Deploy with vLLM

Once you've compressed your model using LLM Compressor, you can deploy it for efficient inference using vLLM. This guide walks you through the deployment process, using the output from the Compress Your Model guide. If you haven't completed that step, change the model arguments in the code snippets below to point to your desired model.

vLLM is a high-performance inference engine designed for large language models, providing support for various quantization formats and optimized for both single and multi-GPU setups. It also offers an OpenAI-compatible API for easy integration with existing applications.

Prerequisites

Before deploying your model, ensure you have the following prerequisites: - Operating System: Linux (recommended for GPU support) - Python Version: 3.9 or newer - Available GPU: For optimal performance, it's recommended to use a GPU. vLLM supports a range of accelerators, including NVIDIA GPUs, AMD GPUs, TPUs, and other accelerators. - vLLM Installed: Ensure you have vLLM installed.

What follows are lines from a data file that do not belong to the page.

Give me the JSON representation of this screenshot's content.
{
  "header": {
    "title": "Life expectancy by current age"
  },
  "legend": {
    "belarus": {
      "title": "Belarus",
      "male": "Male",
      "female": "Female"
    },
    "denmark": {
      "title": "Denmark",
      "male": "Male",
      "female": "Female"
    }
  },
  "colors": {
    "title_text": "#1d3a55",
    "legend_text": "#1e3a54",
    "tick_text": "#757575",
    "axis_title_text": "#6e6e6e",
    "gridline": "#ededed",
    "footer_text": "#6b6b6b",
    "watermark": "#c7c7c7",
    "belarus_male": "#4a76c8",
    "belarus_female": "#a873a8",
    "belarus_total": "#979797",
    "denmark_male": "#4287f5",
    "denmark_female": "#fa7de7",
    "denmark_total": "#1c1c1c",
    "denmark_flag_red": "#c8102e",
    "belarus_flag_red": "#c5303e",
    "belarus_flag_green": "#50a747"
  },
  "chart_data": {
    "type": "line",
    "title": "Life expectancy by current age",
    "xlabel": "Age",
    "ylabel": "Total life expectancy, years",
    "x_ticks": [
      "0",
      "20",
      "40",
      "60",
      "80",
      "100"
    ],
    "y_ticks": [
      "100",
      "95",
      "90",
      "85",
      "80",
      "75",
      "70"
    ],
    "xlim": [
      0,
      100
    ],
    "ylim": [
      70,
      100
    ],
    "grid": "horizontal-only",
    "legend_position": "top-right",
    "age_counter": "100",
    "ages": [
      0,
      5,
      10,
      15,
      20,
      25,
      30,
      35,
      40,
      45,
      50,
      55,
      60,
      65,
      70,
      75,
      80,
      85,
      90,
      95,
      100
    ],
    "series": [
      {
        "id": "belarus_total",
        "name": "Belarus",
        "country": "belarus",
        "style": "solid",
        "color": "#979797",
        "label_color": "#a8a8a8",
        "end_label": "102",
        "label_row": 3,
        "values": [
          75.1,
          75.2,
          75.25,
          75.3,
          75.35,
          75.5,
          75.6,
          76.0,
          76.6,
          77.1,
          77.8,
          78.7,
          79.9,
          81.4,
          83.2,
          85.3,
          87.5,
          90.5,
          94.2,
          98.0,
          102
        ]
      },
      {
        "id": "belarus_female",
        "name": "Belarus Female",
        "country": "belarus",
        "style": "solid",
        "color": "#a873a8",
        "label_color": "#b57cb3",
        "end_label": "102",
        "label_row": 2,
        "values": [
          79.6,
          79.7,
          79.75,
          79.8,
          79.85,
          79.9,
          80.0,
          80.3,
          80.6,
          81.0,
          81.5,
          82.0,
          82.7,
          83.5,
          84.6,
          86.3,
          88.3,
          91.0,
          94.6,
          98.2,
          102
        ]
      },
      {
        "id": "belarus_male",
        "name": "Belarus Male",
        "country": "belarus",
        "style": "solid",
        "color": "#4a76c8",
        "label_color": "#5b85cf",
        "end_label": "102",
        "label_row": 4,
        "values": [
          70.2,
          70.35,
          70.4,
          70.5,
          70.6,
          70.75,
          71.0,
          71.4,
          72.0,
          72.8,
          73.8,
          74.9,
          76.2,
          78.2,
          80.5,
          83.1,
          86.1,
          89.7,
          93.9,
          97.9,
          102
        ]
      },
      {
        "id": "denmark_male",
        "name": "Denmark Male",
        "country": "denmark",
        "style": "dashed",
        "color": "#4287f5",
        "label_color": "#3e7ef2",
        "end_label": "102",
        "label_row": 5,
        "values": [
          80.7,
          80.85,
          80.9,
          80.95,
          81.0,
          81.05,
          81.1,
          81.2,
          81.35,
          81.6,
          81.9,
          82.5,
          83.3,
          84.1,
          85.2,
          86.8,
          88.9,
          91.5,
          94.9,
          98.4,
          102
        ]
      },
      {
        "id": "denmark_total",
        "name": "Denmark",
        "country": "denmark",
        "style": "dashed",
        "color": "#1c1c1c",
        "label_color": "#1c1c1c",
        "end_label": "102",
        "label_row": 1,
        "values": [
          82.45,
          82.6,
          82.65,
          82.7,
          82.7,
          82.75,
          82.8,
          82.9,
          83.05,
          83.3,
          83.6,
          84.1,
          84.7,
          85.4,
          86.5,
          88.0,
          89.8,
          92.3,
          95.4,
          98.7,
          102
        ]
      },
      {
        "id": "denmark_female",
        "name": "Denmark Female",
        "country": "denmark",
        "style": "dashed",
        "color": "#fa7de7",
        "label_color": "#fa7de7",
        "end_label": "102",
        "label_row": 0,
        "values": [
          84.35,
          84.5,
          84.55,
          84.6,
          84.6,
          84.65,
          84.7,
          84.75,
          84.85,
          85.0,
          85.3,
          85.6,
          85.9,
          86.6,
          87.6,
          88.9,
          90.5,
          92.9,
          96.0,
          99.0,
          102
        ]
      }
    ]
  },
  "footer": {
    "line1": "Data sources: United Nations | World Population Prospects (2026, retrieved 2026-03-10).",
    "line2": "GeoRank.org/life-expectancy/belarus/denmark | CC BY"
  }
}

You can install it using pip:

pip install vllm

Python API

vLLM provides a Python API for easy integration with your applications, enabling you to load and use your compressed model directly in your Python code. To test the compressed model, use the following code:

from vllm import LLM

model = LLM("./TinyLlama-1.1B-Chat-v1.0-INT8")
output = model.generate("What is machine learning?", max_tokens=256)
print(output)

After running the above code, you should see the generated output from your compressed model. This confirms that the model is loaded and ready for inference.

HTTP Server

vLLM also provides an HTTP server for serving your model via a RESTful API that is compatible with OpenAI's API definitions. This allows you to easily integrate your model into existing applications or services. To start the HTTP server, use the following command:

vllm serve "./TinyLlama-1.1B-Chat-v1.0-INT8"

By default, the server will run on localhost:8000. You can change the host and port by using the --host and --port flags. Now that the server is running, you can send requests to it using any HTTP client. For example, you can use curl to send a request:

curl -X POST http://localhost:8000/v1/chat/completions \
    -H "Content-Type: application/json" \
    -d '{
        "model": "TinyLlama-1.1B-Chat-v1.0-INT8",
        "messages": [{"role": "user", "content": "What is machine learning?"}],
        "max_tokens": 256
    }'

This will return a JSON response with the generated text from your model. You can also use any HTTP client library in your programming language of choice to send requests to the server.